Felipe Hotta, advogado ambiental brasileiro sócio do Pogust Goodhead explica um pouco sobre como funciona a comunicação do escritório com as pessoas. “Existe toda uma triangulação entre vários escritórios e vários advogados, justamente para garantir que a comunicação seja realmente efetiva e que não dependa apenas da comunicação em inglês, que tem a dificuldade cultural e da língua [para ser acessada pelos clientes brasileiros]”. Felipe ainda destaca que os clientes possuem contato para atendimento via Call Center com o escritório, que funciona como um canal direto entre a Pogust e os atingidos. Caso precisem de mais informações, também é possível procurar seus advogados brasileiros, nos centros de atendimento presenciais localizados pela Bacia do Rio Doce ou consultar o site oficial do caso. “Eles estarão sempre à disposição para atender os atingidos que fazem parte dos processos inglês e holandês.”, conclui Hotta.

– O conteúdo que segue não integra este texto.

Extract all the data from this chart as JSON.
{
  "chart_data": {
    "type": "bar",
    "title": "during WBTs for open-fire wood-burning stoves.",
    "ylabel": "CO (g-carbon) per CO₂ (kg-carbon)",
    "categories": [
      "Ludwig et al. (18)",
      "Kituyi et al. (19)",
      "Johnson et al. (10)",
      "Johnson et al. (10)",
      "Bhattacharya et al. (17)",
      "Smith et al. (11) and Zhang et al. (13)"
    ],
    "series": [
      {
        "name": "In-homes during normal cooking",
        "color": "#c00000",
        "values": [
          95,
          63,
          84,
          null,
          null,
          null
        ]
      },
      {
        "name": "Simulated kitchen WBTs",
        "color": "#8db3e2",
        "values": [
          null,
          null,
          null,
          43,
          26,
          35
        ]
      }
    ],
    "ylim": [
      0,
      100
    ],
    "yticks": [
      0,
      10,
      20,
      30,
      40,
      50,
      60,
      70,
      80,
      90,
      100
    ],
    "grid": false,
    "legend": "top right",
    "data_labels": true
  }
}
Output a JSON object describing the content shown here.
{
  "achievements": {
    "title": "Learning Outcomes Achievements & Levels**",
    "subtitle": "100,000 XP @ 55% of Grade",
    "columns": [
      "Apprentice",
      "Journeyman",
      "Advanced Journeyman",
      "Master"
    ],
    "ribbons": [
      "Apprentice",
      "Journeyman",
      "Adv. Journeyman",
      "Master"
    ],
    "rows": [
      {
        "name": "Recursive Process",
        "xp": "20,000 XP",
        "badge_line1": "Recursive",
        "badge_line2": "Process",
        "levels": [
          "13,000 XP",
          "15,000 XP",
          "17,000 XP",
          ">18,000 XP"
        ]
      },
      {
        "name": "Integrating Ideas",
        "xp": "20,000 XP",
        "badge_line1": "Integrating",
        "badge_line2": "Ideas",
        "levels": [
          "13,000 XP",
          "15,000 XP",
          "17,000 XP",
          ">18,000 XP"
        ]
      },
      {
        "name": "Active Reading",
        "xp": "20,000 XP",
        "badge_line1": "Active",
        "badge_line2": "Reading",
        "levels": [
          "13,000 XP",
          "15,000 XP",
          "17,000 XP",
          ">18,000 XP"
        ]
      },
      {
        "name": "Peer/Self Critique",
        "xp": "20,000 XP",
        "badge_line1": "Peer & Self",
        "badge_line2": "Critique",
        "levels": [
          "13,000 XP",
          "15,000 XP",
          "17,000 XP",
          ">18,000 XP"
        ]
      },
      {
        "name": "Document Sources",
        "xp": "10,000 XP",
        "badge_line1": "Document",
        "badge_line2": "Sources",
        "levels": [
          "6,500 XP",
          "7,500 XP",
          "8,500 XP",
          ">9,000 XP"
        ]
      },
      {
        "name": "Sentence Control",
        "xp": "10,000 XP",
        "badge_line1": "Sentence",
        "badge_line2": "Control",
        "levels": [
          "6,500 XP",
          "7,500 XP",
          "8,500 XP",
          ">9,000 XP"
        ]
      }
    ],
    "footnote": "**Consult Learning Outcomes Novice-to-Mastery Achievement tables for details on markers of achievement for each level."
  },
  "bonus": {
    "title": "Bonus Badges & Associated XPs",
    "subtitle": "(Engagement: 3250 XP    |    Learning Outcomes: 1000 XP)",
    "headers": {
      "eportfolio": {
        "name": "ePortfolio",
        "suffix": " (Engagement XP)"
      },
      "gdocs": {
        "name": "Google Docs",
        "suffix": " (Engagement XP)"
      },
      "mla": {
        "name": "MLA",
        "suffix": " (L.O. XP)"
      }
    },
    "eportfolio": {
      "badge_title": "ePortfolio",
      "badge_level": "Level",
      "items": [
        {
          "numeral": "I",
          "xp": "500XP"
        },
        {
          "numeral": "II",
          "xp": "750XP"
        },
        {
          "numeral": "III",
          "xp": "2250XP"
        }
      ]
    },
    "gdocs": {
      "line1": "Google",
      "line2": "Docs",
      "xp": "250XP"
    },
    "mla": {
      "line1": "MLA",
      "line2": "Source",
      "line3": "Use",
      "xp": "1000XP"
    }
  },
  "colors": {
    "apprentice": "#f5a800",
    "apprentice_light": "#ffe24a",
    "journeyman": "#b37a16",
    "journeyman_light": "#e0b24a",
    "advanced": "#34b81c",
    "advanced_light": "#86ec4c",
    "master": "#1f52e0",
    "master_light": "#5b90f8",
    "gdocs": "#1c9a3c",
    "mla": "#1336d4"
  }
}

A advogada Cíntia Ribeiro, Coordenadora do caso Mariana no Brasil, explica sobre onde buscar e como se dão as trocas de informações sobre o caso. “As principais informações estão no site e lá tem uma área com perguntas e respostas, um FAQ. Além disso, as pessoas que são clientes da ação têm acesso a um portal específico, um portal do cliente, no qual podem consultar informações usando o próprio CPF [...] Mas o principal meio de comunicação tanto com os advogados quanto com os clientes é o e-mail.”

Encontro com os atingidos
O evento da última terça-feira (25) com o Pogust Goodhead foi organizado pela Prefeitura de Mariana Aberto ao público em geral, teve início às 16h20 na Arena Mariana. A reunião contou com uma mesa composta pelo Prefeito da cidade, Juliano Duarte, seu irmão e ex-prefeito de Mariana, Duarte Júnior, o sócio inglês do Pogust e advogado que representa os requerentes nos Tribunais Superiores da Inglaterra, Guy Robson, dois advogados brasileiros que coordenam equipes no Brasil, Cíntia Ribeiro e Bernardo Campomizzi, dois representantes da Comissão de Atingidos e Atingidas pela Barragem de Fundão (CABF), Mauro Silva e Mônica Santos, além de outras autoridades como o Prefeito de Naque-MG, o Secretário executivo do Consórcio Público de Defesa e Revitalização do Rio Doce (CORIDOCE) e representante da Câmara Legislativa de Mariana.
A responsabilização da BHP foi a primeira etapa do processo após ser admitido pela Corte Inglesa. Agora, a mineradora tem 21 dias para solicitar permissão à juíza do caso, Finola O’Farrell, para recorrer da decisão, já que no sistema inglês o direito de apelar não é automático. Após isso, o caso segue para a segunda fase dedicada à avaliação dos danos causados pelo rompimento da barragem da Vale e BHP (Samarco), etapa que definirá critérios, categorias e provas dos prejuízos sofridos pelos atingidos. Uma Audiência de Gerenciamento de Caso já está marcada para os dias 17 e 18 de dezembro de 2025, quando serão definidos detalhes dessa nova fase, cujo julgamento está previsto para ser concluído em outubro de 2026. Guy Robson, advogado com direito de representação nos Tribunais Superiores da Inglaterra e do País de Gales fala sobre a importância das pessoas atingidas estarem atentas ao escritório nessa etapa: “Se os senhores forem contactados por nós para fornecer mais informações sobre os danos sofridos é essencial que, por favor, forneçam essas informações.”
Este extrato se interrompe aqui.